2. When you feel hurt and try to talk with him, the issues never get resolved. He might refuse to discuss your upset feelings by saying "You're just trying to start an argument!" or claiming he has no idea what you're talking about.
3. You frequently feel frustrated because you can't get him to understand your intentions.
4. You’re upset about communication: what he thinks you said and what you heard him say.
5. You sometimes think, "What's wrong with me? What am I doing wrong? If only I would do it this way. If I was a better partner/wife, then he would love me."
6. He seems to take the opposite view from you on almost everything, and his opinion isn't stated as "I think," but as if you're wrong and he’s right. He will say, "You don't know what you're talking about."

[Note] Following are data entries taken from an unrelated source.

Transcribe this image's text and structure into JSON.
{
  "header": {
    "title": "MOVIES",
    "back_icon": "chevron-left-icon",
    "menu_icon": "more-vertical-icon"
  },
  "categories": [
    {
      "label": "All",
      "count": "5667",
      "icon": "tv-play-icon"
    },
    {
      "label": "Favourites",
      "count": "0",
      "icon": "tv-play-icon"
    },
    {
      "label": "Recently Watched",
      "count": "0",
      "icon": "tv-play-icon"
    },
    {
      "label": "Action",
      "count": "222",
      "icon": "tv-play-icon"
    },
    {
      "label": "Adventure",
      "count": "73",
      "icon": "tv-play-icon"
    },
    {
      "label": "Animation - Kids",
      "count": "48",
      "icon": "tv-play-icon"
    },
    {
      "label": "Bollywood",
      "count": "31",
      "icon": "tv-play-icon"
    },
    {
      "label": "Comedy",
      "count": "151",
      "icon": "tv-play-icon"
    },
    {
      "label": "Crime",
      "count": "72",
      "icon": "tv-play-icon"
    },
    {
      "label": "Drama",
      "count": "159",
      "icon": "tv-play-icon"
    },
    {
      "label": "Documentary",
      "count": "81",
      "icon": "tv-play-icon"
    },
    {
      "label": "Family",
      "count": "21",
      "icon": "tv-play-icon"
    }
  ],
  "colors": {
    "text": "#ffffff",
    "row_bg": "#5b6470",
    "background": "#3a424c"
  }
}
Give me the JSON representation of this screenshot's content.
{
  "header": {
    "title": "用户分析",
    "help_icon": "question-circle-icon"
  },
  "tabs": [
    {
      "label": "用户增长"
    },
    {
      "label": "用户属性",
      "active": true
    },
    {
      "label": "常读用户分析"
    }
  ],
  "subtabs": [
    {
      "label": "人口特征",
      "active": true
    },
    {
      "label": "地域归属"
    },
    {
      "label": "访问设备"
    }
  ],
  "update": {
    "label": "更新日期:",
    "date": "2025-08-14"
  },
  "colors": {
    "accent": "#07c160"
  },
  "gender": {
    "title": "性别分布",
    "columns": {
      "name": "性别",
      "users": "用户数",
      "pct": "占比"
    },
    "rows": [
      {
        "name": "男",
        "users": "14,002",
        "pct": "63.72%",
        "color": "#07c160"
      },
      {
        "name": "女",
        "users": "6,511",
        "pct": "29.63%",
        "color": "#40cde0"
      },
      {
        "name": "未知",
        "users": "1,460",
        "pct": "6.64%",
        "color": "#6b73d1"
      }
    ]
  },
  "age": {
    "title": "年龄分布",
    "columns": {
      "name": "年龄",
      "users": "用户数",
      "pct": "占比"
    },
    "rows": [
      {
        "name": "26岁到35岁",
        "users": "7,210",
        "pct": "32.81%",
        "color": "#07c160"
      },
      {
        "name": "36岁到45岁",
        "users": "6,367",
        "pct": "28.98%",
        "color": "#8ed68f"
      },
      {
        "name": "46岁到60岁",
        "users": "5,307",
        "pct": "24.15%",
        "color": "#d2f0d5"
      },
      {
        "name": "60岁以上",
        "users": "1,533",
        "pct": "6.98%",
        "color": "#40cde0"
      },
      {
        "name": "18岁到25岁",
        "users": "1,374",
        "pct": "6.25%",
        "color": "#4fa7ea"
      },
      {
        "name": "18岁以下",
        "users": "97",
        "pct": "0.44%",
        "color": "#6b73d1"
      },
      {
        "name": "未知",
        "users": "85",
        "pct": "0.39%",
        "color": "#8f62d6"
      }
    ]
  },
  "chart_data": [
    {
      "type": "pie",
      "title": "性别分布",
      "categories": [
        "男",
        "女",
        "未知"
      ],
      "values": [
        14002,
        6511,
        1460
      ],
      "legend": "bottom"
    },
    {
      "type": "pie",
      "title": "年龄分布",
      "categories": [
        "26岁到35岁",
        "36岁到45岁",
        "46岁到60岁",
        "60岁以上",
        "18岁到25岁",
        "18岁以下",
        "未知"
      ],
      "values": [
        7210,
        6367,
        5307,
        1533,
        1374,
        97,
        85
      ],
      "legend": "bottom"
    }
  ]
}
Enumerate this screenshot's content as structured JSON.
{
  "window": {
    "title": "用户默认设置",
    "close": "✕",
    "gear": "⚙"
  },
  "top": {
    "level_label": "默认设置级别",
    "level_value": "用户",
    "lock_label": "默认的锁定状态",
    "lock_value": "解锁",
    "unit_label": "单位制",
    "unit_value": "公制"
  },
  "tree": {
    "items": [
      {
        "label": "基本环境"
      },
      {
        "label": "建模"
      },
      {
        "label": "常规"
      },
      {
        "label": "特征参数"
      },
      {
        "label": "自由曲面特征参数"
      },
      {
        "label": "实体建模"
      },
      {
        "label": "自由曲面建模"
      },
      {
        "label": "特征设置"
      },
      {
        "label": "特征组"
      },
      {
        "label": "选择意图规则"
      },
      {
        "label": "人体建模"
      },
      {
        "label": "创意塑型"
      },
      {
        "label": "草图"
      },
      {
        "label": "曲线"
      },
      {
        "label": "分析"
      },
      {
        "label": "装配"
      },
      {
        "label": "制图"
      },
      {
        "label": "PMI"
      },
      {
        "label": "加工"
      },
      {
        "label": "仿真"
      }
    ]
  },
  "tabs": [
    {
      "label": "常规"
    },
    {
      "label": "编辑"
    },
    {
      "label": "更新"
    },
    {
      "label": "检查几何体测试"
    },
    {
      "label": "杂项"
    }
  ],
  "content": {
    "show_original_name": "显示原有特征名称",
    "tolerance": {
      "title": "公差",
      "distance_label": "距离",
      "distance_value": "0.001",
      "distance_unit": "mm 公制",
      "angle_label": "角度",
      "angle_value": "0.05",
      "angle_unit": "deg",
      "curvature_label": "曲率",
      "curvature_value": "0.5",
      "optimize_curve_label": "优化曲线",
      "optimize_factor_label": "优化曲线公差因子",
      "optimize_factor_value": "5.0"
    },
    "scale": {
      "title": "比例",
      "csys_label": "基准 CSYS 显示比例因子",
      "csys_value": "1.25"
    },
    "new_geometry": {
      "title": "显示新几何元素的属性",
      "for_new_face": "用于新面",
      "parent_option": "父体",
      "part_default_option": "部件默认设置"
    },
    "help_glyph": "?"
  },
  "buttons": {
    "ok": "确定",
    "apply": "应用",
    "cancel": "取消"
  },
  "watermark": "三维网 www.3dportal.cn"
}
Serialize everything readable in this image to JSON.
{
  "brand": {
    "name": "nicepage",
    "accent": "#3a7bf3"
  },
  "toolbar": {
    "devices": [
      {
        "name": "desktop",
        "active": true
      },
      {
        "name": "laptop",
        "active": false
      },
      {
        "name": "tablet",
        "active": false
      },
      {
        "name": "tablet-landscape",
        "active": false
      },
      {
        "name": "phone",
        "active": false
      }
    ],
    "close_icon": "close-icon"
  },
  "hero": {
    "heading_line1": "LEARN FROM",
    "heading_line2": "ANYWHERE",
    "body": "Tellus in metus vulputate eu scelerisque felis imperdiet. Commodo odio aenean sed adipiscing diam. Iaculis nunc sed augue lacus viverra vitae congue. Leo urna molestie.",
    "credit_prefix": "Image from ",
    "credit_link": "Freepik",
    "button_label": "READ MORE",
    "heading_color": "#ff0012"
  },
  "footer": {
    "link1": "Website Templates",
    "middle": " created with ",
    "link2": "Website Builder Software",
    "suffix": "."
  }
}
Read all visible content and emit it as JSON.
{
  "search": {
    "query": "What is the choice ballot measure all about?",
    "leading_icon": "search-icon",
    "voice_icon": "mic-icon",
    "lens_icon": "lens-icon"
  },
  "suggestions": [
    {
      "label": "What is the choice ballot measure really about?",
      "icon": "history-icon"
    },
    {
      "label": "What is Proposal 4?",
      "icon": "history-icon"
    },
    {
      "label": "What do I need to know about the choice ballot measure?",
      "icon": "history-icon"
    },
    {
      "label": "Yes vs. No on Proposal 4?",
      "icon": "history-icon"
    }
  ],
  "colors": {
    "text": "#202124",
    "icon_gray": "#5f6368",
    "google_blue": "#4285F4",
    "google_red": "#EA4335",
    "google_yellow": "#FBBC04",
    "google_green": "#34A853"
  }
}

General Signs of Physical, Sexual, and Emotional Abuse
Some general signs are present in children who seem:
- Nervous around adults or afraid of certain adults
- Reluctant to go home
- Very passive and withdrawn – or aggressive / disruptive
- Tired a lot or complaining of nightmares or
- Not sleeping well
- Fearful and anxious
- Abused children may also show sudden changes in behavior or school performance
Some signs of physical abuse:
- Unexplained turns, bruises, black eyes and other injuries
- Faded bruises of healing injuries after missing school
- Fear of a parent or caretaker
Some Signs of sexual abuse:
- Difficulty walking or sitting or other indications of injury in the genital area / Urinary Tract Infection, Vaginal Infection
- Sexual knowledge or behavior beyond what is normal for the child’s age
- Running away from home
Some signs of emotional abuse:
- Acting overly mature or immature for the child’s age
- Extreme changes in behavior
- Delays in physical or emotional development
- Attempted suicide
Warning Signs of an Unsafe Relationship
In most cases, abuse in relationships is a behavior learned from the home enviroment. It is passed down from generation to generation. Often, there are many warning signs that indicate the potential for violence.
To help determine if you are in an abusive relationship, check out these warning signs…
You may be headed for danger if you date someone who:
- Tries to isolate you from friends and family.
- Does not want you to spend time with anybody else.
- Hits, punches, kicks or shoves you. Or, threatens to hurt you in any way.
- Is extremely jealous.
- Gets mad when you talk to other people.
- Is possessive. Treats you like a belonging.
- Is controlling. Insists that you call to "check in" or ask permission to do things.
- Tries to control what you wear, what you do and how you act.
- Scares you. Makes you worry about reactions to things you say or do.
- Has a history of fighting, loses temper quickly, has hurt animals or other people.
- Is emotionally abusive. Puts you down, calls you names.
- Makes all the decisions in the relationship. Does not care about your thoughts and feelings.
- Abuses alcohol or drugs and pressures you to take them.
- Won’t accept breaking up. Threatens to hurt you, or him / herself if you break up.
- Stalks you after you’ve tried to break if off.
If you experience any of these warning signs in your relationship, you may be a victim of dating or domestic violence. To get help, tell someone you trust: a friend, your parents, counselor, clergy member, etc. Remember that you are not alone and that the abuse is not your fault. Help is available. Call for help, 911, or the National Domestic Violence Hotline (800) 799-SAFE (7233).